Девушка в ужасе смотрела на него.

— Как это «без»? — запнулась она.

— Ты еще со мной шутить будешь! — зашипел Билли, хотя, по-моему, она не шутила. — Я сказал без газа, а эта дрянь с газом! Неужели даже это трудно запомнить, сука безмозглая!

На шум подскочил распорядитель сцены и замахал руками, но Билли развернулся на каблуках и в упор глянул на него; распорядителя как ветром сдуло.

Билли в неверии покачал головой и как ни в чем не бывало возобновил беседу. Девушка-разносчица расценила это как намек удалиться. Проходя мимо меня, она разрыдалась. Я хотел ободрить ее улыбкой, но она упорно смотрела в пол. Вообще-то я не отказался бы от газировки, потому что чувствовал себя довольно пьяным.

Псевдобитлы допели последнюю песню, и нас выпихнули под софиты. Бутафорская церковь исчезла, и теперь мы находились в точной копии телестудии Билли. Я оказался между Дэвидом Бекхэмом и Джорджем Майклом, мы все взялись за руки и спели «Все, что нужно — это любовь», раскачиваясь из стороны в сторону. Смотря запись, я заметил, что один я качался не в ту сторону.
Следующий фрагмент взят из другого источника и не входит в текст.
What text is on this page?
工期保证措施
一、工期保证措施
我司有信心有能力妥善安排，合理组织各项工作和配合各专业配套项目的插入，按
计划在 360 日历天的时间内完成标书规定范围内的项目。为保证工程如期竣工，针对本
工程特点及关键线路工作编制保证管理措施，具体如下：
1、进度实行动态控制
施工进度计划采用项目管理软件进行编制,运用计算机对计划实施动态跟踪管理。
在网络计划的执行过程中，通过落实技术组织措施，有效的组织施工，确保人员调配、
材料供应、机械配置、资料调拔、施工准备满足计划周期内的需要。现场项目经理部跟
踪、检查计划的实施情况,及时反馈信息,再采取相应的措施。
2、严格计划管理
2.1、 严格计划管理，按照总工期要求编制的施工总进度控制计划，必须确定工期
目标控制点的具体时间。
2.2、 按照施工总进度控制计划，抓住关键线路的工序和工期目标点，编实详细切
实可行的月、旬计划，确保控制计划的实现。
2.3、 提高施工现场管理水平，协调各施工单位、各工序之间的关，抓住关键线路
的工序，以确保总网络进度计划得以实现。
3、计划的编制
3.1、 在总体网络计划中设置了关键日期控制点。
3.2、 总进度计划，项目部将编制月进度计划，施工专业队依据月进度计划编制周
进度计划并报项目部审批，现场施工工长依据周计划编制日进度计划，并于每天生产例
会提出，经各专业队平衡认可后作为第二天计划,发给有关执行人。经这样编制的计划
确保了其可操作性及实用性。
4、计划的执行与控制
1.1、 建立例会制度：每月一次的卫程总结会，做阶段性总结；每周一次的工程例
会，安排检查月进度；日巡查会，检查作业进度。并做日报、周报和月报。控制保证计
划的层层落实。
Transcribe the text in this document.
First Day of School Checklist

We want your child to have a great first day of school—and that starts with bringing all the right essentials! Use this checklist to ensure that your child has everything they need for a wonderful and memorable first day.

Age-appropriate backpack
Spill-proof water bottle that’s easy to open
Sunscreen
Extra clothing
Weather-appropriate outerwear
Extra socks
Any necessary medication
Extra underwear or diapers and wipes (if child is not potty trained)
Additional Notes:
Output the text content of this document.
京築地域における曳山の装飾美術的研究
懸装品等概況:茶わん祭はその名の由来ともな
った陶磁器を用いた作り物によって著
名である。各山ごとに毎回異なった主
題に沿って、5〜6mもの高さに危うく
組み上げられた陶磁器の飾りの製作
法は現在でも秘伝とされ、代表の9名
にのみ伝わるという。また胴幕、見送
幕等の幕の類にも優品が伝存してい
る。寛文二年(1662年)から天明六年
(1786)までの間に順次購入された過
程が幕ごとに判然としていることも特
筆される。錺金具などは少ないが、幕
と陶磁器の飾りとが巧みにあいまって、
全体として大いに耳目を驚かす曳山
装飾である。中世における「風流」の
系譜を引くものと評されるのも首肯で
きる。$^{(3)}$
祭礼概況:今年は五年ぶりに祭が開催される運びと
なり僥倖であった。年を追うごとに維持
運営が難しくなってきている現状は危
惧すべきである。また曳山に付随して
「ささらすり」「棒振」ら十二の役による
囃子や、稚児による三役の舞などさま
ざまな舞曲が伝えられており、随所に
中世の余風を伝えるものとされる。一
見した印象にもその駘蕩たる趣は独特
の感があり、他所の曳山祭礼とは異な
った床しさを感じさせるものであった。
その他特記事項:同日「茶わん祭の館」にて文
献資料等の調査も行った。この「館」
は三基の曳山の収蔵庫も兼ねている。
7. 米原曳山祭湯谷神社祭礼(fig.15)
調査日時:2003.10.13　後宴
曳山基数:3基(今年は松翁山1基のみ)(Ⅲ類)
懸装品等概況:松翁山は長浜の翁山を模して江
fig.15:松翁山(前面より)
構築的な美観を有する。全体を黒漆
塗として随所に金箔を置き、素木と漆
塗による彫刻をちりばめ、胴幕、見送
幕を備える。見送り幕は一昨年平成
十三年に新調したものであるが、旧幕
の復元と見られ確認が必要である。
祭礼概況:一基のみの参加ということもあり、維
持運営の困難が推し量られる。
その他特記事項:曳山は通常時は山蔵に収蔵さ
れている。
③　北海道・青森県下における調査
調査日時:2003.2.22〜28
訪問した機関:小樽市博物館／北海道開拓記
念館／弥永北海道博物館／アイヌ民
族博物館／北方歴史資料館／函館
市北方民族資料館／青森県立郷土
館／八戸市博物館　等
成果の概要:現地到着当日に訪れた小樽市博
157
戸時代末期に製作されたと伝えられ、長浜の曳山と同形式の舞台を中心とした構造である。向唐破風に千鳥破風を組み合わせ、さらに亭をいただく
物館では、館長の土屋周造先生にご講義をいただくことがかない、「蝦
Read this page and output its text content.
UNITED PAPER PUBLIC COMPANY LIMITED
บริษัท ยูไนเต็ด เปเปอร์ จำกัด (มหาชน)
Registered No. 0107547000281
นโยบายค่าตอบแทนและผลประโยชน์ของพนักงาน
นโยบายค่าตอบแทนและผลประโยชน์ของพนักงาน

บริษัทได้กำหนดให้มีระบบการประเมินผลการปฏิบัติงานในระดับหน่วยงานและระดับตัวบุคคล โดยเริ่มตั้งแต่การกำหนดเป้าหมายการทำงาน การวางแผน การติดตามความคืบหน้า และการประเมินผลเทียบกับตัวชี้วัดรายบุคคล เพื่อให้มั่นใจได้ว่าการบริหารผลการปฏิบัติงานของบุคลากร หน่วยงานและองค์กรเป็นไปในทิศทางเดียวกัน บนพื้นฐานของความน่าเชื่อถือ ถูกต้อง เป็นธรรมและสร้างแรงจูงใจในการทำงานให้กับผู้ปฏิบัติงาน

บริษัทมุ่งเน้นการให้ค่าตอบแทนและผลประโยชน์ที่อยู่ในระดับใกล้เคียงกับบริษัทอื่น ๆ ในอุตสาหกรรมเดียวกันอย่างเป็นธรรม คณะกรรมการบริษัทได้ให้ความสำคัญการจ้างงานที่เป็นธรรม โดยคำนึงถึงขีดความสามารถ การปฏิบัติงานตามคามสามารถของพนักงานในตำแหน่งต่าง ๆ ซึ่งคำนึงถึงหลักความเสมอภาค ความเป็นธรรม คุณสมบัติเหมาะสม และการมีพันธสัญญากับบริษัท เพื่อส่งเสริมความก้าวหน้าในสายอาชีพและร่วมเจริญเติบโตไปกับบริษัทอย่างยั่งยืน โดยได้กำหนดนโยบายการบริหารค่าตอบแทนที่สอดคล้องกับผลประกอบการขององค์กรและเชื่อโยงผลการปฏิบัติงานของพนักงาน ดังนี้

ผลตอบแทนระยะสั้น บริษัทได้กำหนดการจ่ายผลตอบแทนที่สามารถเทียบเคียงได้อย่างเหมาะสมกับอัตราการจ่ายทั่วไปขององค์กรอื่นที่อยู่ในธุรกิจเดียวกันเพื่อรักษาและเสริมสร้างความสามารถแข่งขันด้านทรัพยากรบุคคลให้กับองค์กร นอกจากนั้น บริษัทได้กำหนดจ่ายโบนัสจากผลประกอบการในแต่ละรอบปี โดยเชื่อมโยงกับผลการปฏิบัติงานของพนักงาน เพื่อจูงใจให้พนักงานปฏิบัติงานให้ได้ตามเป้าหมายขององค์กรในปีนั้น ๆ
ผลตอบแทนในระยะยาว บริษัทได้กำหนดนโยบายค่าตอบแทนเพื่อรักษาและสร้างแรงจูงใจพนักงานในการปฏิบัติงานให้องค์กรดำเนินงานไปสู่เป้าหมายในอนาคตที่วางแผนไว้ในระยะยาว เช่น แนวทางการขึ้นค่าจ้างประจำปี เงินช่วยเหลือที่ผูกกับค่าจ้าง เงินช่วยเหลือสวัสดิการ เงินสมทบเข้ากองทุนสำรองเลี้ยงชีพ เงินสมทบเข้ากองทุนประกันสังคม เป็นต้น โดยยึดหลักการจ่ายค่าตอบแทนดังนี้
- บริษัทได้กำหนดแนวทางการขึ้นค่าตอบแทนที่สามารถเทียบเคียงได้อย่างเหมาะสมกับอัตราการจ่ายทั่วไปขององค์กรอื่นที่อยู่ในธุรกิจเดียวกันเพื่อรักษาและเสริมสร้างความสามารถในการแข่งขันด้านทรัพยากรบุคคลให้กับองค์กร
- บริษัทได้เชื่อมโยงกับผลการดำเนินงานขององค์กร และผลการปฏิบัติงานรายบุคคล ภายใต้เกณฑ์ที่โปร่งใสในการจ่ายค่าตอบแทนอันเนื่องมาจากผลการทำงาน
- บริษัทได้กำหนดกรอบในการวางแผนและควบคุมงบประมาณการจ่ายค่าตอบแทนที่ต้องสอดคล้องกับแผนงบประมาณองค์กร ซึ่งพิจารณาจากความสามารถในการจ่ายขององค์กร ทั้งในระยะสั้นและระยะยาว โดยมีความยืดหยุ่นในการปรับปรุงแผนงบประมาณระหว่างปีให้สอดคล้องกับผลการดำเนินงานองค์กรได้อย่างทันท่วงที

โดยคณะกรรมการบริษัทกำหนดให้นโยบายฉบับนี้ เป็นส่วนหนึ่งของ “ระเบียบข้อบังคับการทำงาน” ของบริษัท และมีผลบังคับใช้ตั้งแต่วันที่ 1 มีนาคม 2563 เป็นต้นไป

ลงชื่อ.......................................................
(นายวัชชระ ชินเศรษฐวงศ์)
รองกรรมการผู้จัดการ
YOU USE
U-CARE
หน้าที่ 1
Когда отзвучал государственный гимн, Билли вышел вперед, дабы поблагодарить зрителей за то, что они сделали этот вечер таким незабываемым, а я слушал и кивал и где-то минуты через две его речи понял, что все еще держу Джорджа Майкла за руку. Пришлось отпустить. Воздав хвалу всем, кто сидел перед ним, Билли повернулся поблагодарить тех, кто стоял у него за спиной. Зазвучала нежная фортепианная мелодия, и на гигантских экранах над сценой замелькали черно-белые фотокадры с похорон Билли.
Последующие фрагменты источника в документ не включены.